Em algum lugar do México…

O senhor bate na mesa, furioso.

– Aniquilem-nos!

– Senhor, com todo respeito, tentamos isso há mais de 500 anos. Os sucessivos e eminentes impérios tentaram isso com todo o poderio militar da época.

– E por que continuam aí?

– Err… estamos ainda tratando de entender isso –o lacaio olha com reprovação ao que tem uniforme militar. O aludido se levanta e, em posição de sentido, estende seu braço direito diante dele, com a mão estendida, e grita com entusiasmo:

– Heil…! Perdão, quis dizer, a saúdo, senhor. Após dirigir um olhar ameaçador que cala as risadinhas dos demais comensais, continua:

– O problema, senhor, é que esses hereges não nos enfrentam onde somos fortes, dão a volta, nos atacam em nossas debilidades. Se fosse só questão de chumbo e fogo, bom, faz tempo que essas terras, com seus bosques, água, minérios, gente, teriam sido conquistadas e assim você poderia oferecê-la em tributo ao grande Mandão, senhor. Esses covardes, no lugar de enfrentar-nos só com seus peitos nus, ou com arcos, flechas e lanças, e ficar como heróis (derrotados, sim, mas como heróis), se preparam, se organizam, entram em acordo, nos dão a volta, se escondem quando tiram a máscara. Mas não estaríamos nesta situação se tivessem me ouvido quando tudo começou –e olha com reprovação ao comensal em cujo letreiro na mesa se lê “chupa-cabras versão 8.8.1.3”. O comensal mencionado sorri enquanto diz:

– General, com todo respeito, não tínhamos uma bomba atômica. E, ainda que pudéssemos ter conseguido uma de nossos aliados (o comensal que tem o letreiro de embaixador agradece a menção), teríamos conseguido aniquilar todos os aborígines, mas também teríamos destruído os bosques e a água, além de que os trabalhos de exploração e extração de minérios seriam impossíveis, digamos, por vários séculos. Outro lacaio intervém:

– Oferecemos a eles que, por ocasião de sua morte, teriam canções e poemas enaltecendo seu sacrifício, músicas populares, mesas redondas, ensaios, livros, obras de teatro, estátuas, seu nome em letras douradas. Dissemos-lhes que, caso eles se empenhassem em resistir e continuarem vivos, iríamos semear boatos e dúvidas sobre porque não têm desaparecido, porque não morreram, e diríamos que eram criação
nossa, que íamos levar adiante tamanha campanha de desqualificação que contaria com alguns intelectuais, artistas e jornalistas progressistas.

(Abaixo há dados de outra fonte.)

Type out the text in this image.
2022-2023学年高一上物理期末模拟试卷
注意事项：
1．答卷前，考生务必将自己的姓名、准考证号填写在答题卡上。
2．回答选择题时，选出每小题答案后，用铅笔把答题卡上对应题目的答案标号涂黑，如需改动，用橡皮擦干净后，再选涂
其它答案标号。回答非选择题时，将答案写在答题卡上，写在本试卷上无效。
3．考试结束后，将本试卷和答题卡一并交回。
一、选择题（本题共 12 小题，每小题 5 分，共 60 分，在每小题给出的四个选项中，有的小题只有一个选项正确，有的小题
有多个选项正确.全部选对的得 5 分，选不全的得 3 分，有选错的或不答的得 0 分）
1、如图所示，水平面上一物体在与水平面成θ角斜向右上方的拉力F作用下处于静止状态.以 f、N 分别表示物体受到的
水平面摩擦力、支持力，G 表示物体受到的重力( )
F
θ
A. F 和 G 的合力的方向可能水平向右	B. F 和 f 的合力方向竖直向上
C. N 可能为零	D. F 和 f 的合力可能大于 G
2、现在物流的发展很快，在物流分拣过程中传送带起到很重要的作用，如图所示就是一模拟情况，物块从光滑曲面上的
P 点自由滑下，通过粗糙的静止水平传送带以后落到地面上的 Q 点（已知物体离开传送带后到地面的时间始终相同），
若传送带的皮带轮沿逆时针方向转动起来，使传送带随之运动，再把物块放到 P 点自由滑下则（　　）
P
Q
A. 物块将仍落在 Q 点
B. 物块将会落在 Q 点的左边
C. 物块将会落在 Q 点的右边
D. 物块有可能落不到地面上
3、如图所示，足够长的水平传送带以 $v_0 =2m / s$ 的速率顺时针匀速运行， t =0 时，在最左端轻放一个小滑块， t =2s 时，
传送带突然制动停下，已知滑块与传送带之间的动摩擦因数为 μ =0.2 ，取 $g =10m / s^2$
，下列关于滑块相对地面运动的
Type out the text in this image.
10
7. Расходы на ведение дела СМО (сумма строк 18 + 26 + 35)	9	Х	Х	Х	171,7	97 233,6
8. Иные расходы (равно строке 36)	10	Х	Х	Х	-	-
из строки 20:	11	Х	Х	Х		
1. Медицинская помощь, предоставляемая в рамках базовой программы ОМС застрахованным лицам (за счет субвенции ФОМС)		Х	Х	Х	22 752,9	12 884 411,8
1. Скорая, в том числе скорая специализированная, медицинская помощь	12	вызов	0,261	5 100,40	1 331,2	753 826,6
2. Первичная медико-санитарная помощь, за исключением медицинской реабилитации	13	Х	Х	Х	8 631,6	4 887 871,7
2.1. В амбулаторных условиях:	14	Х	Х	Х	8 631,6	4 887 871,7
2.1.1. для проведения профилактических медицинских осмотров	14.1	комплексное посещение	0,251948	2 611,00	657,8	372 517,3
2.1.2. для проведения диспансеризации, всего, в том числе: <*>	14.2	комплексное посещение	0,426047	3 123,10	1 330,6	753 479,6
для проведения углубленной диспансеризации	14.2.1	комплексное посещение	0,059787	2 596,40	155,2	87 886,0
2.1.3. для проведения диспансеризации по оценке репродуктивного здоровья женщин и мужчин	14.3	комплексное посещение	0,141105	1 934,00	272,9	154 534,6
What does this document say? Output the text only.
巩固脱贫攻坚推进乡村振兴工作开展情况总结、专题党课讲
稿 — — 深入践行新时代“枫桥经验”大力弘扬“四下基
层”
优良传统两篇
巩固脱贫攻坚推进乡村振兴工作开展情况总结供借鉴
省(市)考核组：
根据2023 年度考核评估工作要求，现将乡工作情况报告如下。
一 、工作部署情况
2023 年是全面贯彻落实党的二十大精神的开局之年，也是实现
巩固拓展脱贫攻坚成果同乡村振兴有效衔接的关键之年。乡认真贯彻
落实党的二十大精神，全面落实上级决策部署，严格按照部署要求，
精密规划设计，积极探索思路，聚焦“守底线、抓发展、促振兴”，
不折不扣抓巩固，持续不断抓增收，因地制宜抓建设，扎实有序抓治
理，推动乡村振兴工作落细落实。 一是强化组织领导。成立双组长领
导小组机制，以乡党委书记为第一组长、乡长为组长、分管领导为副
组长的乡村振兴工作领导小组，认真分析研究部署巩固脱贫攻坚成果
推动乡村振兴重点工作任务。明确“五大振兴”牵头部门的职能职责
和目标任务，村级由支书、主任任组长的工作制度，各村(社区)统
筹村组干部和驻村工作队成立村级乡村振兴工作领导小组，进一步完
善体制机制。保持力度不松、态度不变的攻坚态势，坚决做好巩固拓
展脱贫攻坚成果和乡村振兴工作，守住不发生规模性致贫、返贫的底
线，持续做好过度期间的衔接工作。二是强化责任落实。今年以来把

Os comensais aludidos fazem um gesto de aprovação, ainda que mais de um expresse descontentamento por tantos “istas”. O senhor interrompe impaciente:

– E?

– Responderam-nos com um sinal assim (o lacaio mostra a mão fechada com o dedo do meio levantado). Os comensais se remexem indignados e clamam:

– Proles! Índios de calças brancas! Grosseiros! Plebeus! Gentinha! O lacaio continua com o sinal da mão, olhando de frente para o senhor. Este o repreende:

– Já entendi! Pode baixar a mão. O lacaio baixa a mão lentamente, enquanto pisca os olhos para os demais comensais. Depois continua:

– O problema, senhor, é que essas pessoas não cultuam a morte, e sim a vida. Tentamos eliminar seus líderes visíveis, comprá-los, seduzi-los.

– E, então?

– Além de não termos conseguido, temos percebido que o problema maior são os líderes invisíveis.

– Ok, encontrem-nos.

– Já os encontramos, senhor.

– E?

– São tod@s, senhor.

– Como tod@s?

– Sim, todas, todos. Esta foi uma mensagem que veio do que fizeram no dia do fim do mundo. Conseguimos que não se dissesse isso nos meios de comunicação, mas aqui podemos dizê-lo sem temer que mais alguém se dê conta. Usaram um código para que nós entendêssemos: o que está em cima do palanque é o chefe.

– O que?! Quarenta mil chefes e chefas?

– Err… senhor, desculpe, esses são os que vimos, teria que acrescentar muitos mais que não vimos.

– Comprem-nos, então. Imagino que temos dinheiro suficiente

–acrescenta ao se dirigir ao comensal com o letreiro de “caixa não automático”. O chamado “caixa” começa a balbuciar:

– Bom, senhor, teríamos que vender alguma coisa do Estado e já não resta quase nada. O lacaio interrompe.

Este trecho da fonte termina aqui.